Desire, Bauman explains, is the impulse to consume: to devour, absorb, and ultimately discard. When put in the context of modern dating apps, it feels uncomfortably and hauntingly true. People often become products—swiped, matched, briefly enjoyed, and then abandoned. Desire gives us quick thrills, but it doesn’t build the foundation love needs to survive. And it is scary to think what an entire generation like this, dwelling on uncertainty and cheap thrills, might do when faced with solid decisions like marriage and parenthood.

source: pinterest
Bauman’s liquid love is a question that stretches back to Martin Buber, who nearly a century ago argued that most of our encounters are “I-It” and not “I-thou.” We treat others as objects—experiences to consume, use, or move past—rather than meeting them as whole, living presences. This is where promises become fragile too. As Adrienne Burgess notes, “Promises of commitment are meaningless in the long term.” Words alone can’t hold a relationship; actions do. And yet, most of us are inconsistent even with ourselves. We make promises like “I’ll leave junk food” or “I’ll start tomorrow” without following through. If our words fail us in the personal, how much weight do they carry in the relational?
So why does love feel precarious today?
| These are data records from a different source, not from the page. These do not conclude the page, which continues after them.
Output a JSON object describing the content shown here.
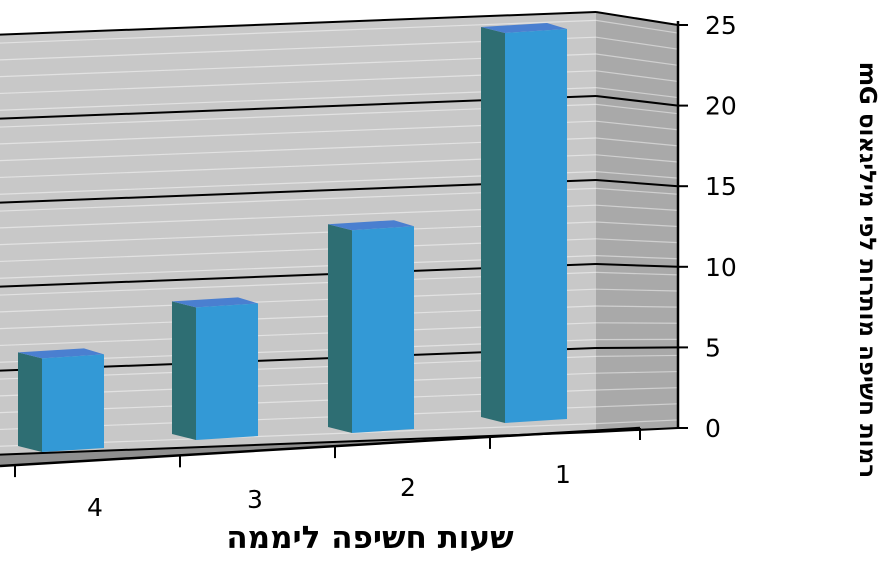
{
  "chart_data": {
    "type": "bar",
    "style": "3d-column",
    "categories": [
      "1",
      "2",
      "3",
      "4"
    ],
    "values": [
      25,
      13,
      8.5,
      6
    ],
    "xlabel": "שעות חשיפה ליממה",
    "ylabel": "רמות חשיפה מותרות לפי מיליגאוס mG",
    "ylim": [
      0,
      25
    ],
    "yticks": [
      "0",
      "5",
      "10",
      "15",
      "20",
      "25"
    ],
    "grid": true,
    "legend": "none",
    "x_axis_direction": "right-to-left",
    "colors": {
      "bar_front": "#3399d6",
      "bar_side": "#2e6e73",
      "bar_top": "#4a7fd0",
      "back_wall": "#c8c8c8",
      "side_wall": "#a9a9a9",
      "floor": "#8f8f8f",
      "gridline": "#000000"
    }
  }
}
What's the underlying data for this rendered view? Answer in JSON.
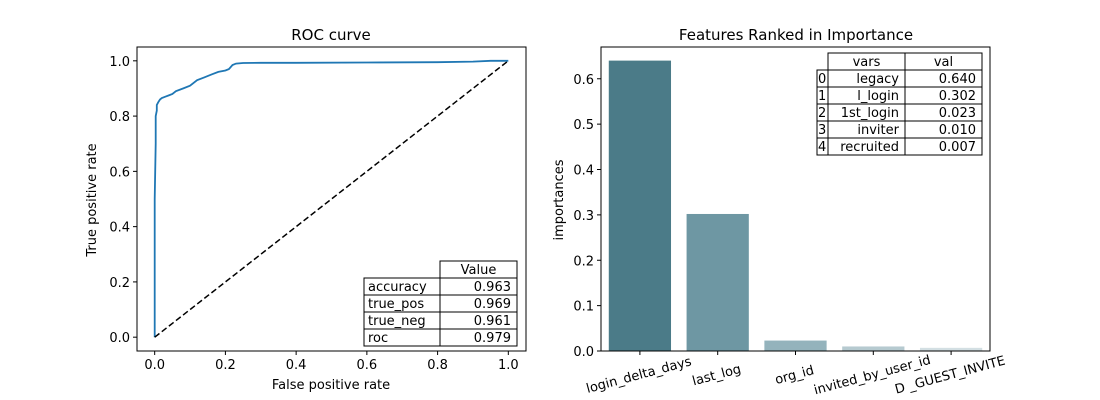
{
  "chart_data": [
    {
      "type": "line",
      "title": "ROC curve",
      "xlabel": "False positive rate",
      "ylabel": "True positive rate",
      "xlim": [
        -0.05,
        1.05
      ],
      "ylim": [
        -0.05,
        1.05
      ],
      "xticks": [
        "0.0",
        "0.2",
        "0.4",
        "0.6",
        "0.8",
        "1.0"
      ],
      "yticks": [
        "0.0",
        "0.2",
        "0.4",
        "0.6",
        "0.8",
        "1.0"
      ],
      "grid": false,
      "series": [
        {
          "color": "#1f77b4",
          "style": "solid",
          "x": [
            0.0,
            0.0,
            0.003,
            0.003,
            0.006,
            0.006,
            0.01,
            0.015,
            0.02,
            0.03,
            0.04,
            0.05,
            0.06,
            0.08,
            0.1,
            0.12,
            0.14,
            0.16,
            0.18,
            0.2,
            0.21,
            0.22,
            0.23,
            0.25,
            0.3,
            0.4,
            0.6,
            0.8,
            0.9,
            0.95,
            1.0
          ],
          "y": [
            0.0,
            0.5,
            0.7,
            0.8,
            0.82,
            0.84,
            0.85,
            0.86,
            0.865,
            0.87,
            0.875,
            0.88,
            0.89,
            0.9,
            0.91,
            0.93,
            0.94,
            0.95,
            0.96,
            0.965,
            0.97,
            0.985,
            0.99,
            0.992,
            0.993,
            0.993,
            0.994,
            0.995,
            0.997,
            1.0,
            1.0
          ]
        },
        {
          "color": "#000000",
          "style": "dashed",
          "x": [
            0,
            1
          ],
          "y": [
            0,
            1
          ]
        }
      ],
      "table": {
        "header": "Value",
        "rows": [
          {
            "label": "accuracy",
            "value": "0.963"
          },
          {
            "label": "true_pos",
            "value": "0.969"
          },
          {
            "label": "true_neg",
            "value": "0.961"
          },
          {
            "label": "roc",
            "value": "0.979"
          }
        ]
      }
    },
    {
      "type": "bar",
      "title": "Features Ranked in Importance",
      "xlabel": "",
      "ylabel": "importances",
      "ylim": [
        0,
        0.67
      ],
      "yticks": [
        "0.0",
        "0.1",
        "0.2",
        "0.3",
        "0.4",
        "0.5",
        "0.6"
      ],
      "categories": [
        "login_delta_days",
        "last_log",
        "org_id",
        "invited_by_user_id",
        "D _GUEST_INVITE"
      ],
      "values": [
        0.64,
        0.302,
        0.023,
        0.01,
        0.007
      ],
      "colors": [
        "#4b7b88",
        "#6e97a3",
        "#94b3bc",
        "#b6cad0",
        "#d3dfe3"
      ],
      "table": {
        "headers": [
          "vars",
          "val"
        ],
        "rows": [
          {
            "index": "0",
            "var": "legacy",
            "val": "0.640"
          },
          {
            "index": "1",
            "var": "l_login",
            "val": "0.302"
          },
          {
            "index": "2",
            "var": "1st_login",
            "val": "0.023"
          },
          {
            "index": "3",
            "var": "inviter",
            "val": "0.010"
          },
          {
            "index": "4",
            "var": "recruited",
            "val": "0.007"
          }
        ]
      }
    }
  ]
}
Because it sits in tension between the innocence of love and the hunger of desire, between the promises we make and the actions we fail to take, between wanting someone complete and learning to build together.
Is There Hope for Lasting Love?
In the summers of the 20th Century, Rainer Maria Rilke writes some poignant words that reverberate with the fear of performance lurking beneath an act of love—specifically, his seventh letter, penned in May 1904, says, “For one human being to love another: that is perhaps the most difficult of all our tasks… the work for which all other work is but preparation.” Bauman, nodding to this same courageous labour, suggests that hope for lasting connection isn’t found by building walls against the modern world. It might not necessarily mean deleting all social media handles or dating apps and throwing away your phone into an unknown abyss.
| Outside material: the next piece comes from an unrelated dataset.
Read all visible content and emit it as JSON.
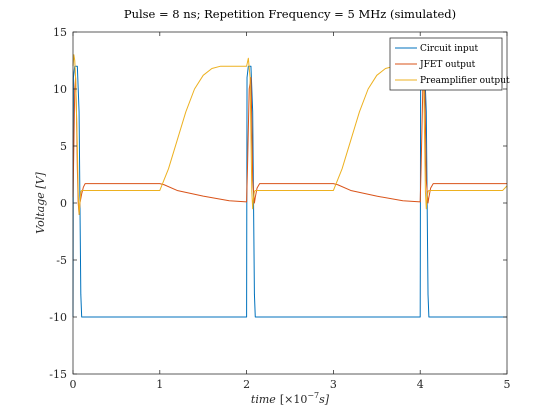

Movie: Before Sunrise (source: pinterest)
As Rilke himself writes elsewhere, “A good marriage is one in which each partner appoints the other to be the guardian of his solitude... if they succeed in loving the expanse between them...”. So for love to flourish in this liquid modern world, it first needs to realise that impermanence is the truth, and permanence is to be chosen every day, every morning as you wake up. Love cannot grow on the illusion of solidarity. Its strength lies in fragility, vulnerability, and fluidity as well. The ability of love to flow, holding nothing or no one back, must conquer its urge to chain the lover into one’s own expectations and preferences. So, if the modern world is liquid and ever-flowing, we must find the one with whom we want to float for the rest of our lives.